Mais un jour, il a vécu un choc. Son cousin qu’il adorait, est mort dans un accident de voiture et soudain, il s’est dit :
"C’est quoi ce signe ?"
"Pourquoi ?"

Il croyait à fond aux synchronicités et essayait de trouver du sens à chaque signe qu’il voyait. Et là, il s’est dit :
"Qu’est-ce qui se passe ?"
"C’est censé me dire quoi ?"
"En quoi ce qui arrive serait bon pour moi ?"
Là, il a commencé à questionner les choses.

Son nom de YouTubeur est Mr.Sam si tu veux aller voir ce qu’il fait. À l’époque, il suivait un chasseur de fantômes, qui faisait des vidéos et à un moment, il a fait une vidéo montrant un événement paranormal. Une boîte tombant d’une table sans personne autour et Mr.Sam, qui travaille dans l’audiovisuel a décidé d’analyser l’image et à trouvé un artefact. Le chasseur de fantômes avait utilisé un effet vidéo pour faire tomber la boîte. Donc, c’était un fake.
Ça a été un long processus pour lui mais ce qui a été décisif, c’est que quand il a mis en ligne une vidéo interpelant le chasseur de fantômes le questionnant de manière neutre :
"J’ai trouvé cet artefact, il y a un truc qui cloche dans ta vidéo, peux-tu me répondre à ce sujet ? J’aimerais savoir pourquoi j’ai trouvé ça. Que se passe-t-il ?"
Et la communauté des sceptiques en France a salué sa démarche :
"Tu fais ça bien, tu n’es pas agressif et tu ne fais que poser des questions. Tu n’attaques pas le mec et tu veux juste comprendre ce qui se passe".

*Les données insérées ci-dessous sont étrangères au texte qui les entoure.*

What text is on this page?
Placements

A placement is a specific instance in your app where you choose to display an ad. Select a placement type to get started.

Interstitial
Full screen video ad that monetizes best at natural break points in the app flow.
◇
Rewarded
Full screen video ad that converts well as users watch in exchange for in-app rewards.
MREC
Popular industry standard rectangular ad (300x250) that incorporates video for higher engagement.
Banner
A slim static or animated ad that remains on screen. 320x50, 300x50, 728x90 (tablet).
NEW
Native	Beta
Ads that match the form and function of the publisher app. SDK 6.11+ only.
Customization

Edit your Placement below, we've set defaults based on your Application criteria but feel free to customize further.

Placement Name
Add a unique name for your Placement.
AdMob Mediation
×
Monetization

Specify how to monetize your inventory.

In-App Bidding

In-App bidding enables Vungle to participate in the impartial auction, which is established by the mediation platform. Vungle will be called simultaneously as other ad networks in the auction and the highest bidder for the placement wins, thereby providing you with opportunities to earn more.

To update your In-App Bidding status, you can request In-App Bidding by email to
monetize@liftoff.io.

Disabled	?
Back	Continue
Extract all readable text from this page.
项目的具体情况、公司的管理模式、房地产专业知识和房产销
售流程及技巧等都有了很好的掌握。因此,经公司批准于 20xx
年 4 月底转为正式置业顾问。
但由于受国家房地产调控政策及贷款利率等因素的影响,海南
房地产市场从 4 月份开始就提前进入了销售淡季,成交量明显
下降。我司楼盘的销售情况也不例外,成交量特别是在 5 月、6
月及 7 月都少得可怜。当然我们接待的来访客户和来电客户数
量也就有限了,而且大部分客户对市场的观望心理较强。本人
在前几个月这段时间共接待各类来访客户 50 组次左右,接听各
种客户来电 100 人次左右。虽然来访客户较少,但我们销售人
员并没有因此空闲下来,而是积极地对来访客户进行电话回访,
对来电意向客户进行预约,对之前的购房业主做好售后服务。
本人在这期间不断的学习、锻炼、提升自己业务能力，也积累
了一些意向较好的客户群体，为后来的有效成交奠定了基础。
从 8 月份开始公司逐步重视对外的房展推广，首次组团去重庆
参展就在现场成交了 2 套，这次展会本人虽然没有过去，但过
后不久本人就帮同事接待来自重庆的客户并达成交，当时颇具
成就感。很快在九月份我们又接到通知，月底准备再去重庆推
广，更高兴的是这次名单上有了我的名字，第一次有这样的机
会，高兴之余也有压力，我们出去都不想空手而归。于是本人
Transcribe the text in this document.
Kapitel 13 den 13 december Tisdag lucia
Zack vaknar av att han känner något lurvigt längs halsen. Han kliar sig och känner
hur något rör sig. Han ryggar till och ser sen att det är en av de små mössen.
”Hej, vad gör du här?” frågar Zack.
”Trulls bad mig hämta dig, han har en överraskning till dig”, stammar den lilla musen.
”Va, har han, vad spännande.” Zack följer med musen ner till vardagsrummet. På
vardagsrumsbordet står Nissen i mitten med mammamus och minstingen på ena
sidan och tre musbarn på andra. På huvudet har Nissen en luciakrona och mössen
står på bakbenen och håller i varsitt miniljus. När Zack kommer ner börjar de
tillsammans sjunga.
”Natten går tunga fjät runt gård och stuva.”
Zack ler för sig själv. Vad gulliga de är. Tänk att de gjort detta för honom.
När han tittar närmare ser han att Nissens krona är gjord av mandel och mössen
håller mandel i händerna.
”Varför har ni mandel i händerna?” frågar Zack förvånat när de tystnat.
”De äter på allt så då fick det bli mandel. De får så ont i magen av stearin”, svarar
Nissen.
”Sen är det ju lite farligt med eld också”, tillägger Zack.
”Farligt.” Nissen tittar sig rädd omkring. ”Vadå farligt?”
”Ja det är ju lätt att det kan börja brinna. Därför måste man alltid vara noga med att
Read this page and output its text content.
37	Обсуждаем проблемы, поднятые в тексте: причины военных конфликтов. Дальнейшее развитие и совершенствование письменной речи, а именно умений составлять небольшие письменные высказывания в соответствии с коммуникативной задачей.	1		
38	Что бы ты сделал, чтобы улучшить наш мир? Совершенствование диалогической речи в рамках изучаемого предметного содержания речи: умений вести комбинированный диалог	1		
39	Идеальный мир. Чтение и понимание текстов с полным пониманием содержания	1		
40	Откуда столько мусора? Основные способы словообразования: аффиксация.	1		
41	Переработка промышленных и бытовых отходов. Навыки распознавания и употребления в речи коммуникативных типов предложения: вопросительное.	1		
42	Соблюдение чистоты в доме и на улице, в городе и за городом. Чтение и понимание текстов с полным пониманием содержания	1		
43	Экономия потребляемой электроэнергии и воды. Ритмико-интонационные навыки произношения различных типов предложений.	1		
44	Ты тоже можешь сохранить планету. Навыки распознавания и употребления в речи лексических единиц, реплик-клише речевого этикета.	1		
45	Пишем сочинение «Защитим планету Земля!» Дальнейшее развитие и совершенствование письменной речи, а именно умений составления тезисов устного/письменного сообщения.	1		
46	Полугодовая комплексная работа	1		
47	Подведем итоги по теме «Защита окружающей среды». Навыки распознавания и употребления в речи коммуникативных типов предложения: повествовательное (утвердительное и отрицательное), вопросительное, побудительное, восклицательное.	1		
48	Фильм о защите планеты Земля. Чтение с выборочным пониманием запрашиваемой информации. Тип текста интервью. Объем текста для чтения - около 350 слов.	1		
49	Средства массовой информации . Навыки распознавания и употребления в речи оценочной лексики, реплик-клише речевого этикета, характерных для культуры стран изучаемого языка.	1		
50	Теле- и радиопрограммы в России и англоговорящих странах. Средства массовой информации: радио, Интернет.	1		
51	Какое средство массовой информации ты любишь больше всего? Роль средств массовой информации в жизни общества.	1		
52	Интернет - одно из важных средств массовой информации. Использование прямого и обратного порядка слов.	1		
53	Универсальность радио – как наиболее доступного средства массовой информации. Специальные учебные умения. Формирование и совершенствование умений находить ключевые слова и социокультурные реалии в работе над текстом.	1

À partir de là, il s’est dit :
"Je peux être sceptique, je peux questionner mes croyances et il y a des gens qui me comprennent".
Souvent, le problème c’est que on se sent isolé quand on sort d’une croyance parce qu’on quitte une communauté, on laisse tout derrière soi et là, on lui disait :
"c’est super, tu fais ça bien."
À partir de là, il est devenu YouTubeur spécialisé en pensée critique. Ma première émission est sur lui.

 JS : Et la deuxième ?

 ÉF : La deuxième parle de l’identité homosexuelle et comment les gays et les lesbiennes se voient comment ils interagissent avec leur environnement privé et, encore plus intéressant, leur environnement professionnel. J’interviewe une sociologue sur son travail. C’est une émission en deux volets. En fait, c’est une sujet qui n’avait jamais été étudié ; comment les homos se voient et s’adaptent dans leur travail et comment les hétéros les voient aussi.

Ce qui est intéressant, c’est qu’il y a beaucoup de stéréotypes qui viennent des hétéros évidemment, mais en fait, c’est stéréotypes, les homos peuvent aussi les avoir sur eux-mêmes. Cette émission est sur la manière dont les homos pensent.

La troisième est sur un ostéopathe, qui a voulu améliorer sa pratique professionnelle et s’est orienté vers des croyances New Age comme les théories du complot, les Travailleurs de Lumière et les soins énergétiques. Ce qui est intéressant dans ce témoignage, c’est que cette personne a cru à tout ça pendant 4 ans et ensuite a arrêté en questionnant tout.
Elle s’est dit : "Peut-être que je peux faire mon boulot sans toutes ces croyances. Tous ces trucs sur les Reptiliens, les Travailleurs de Lumière et les soins énergétiques, peut-être que je peux juste faire mon travail normalement, et peut-être que je peux avoir des intuitions etc…"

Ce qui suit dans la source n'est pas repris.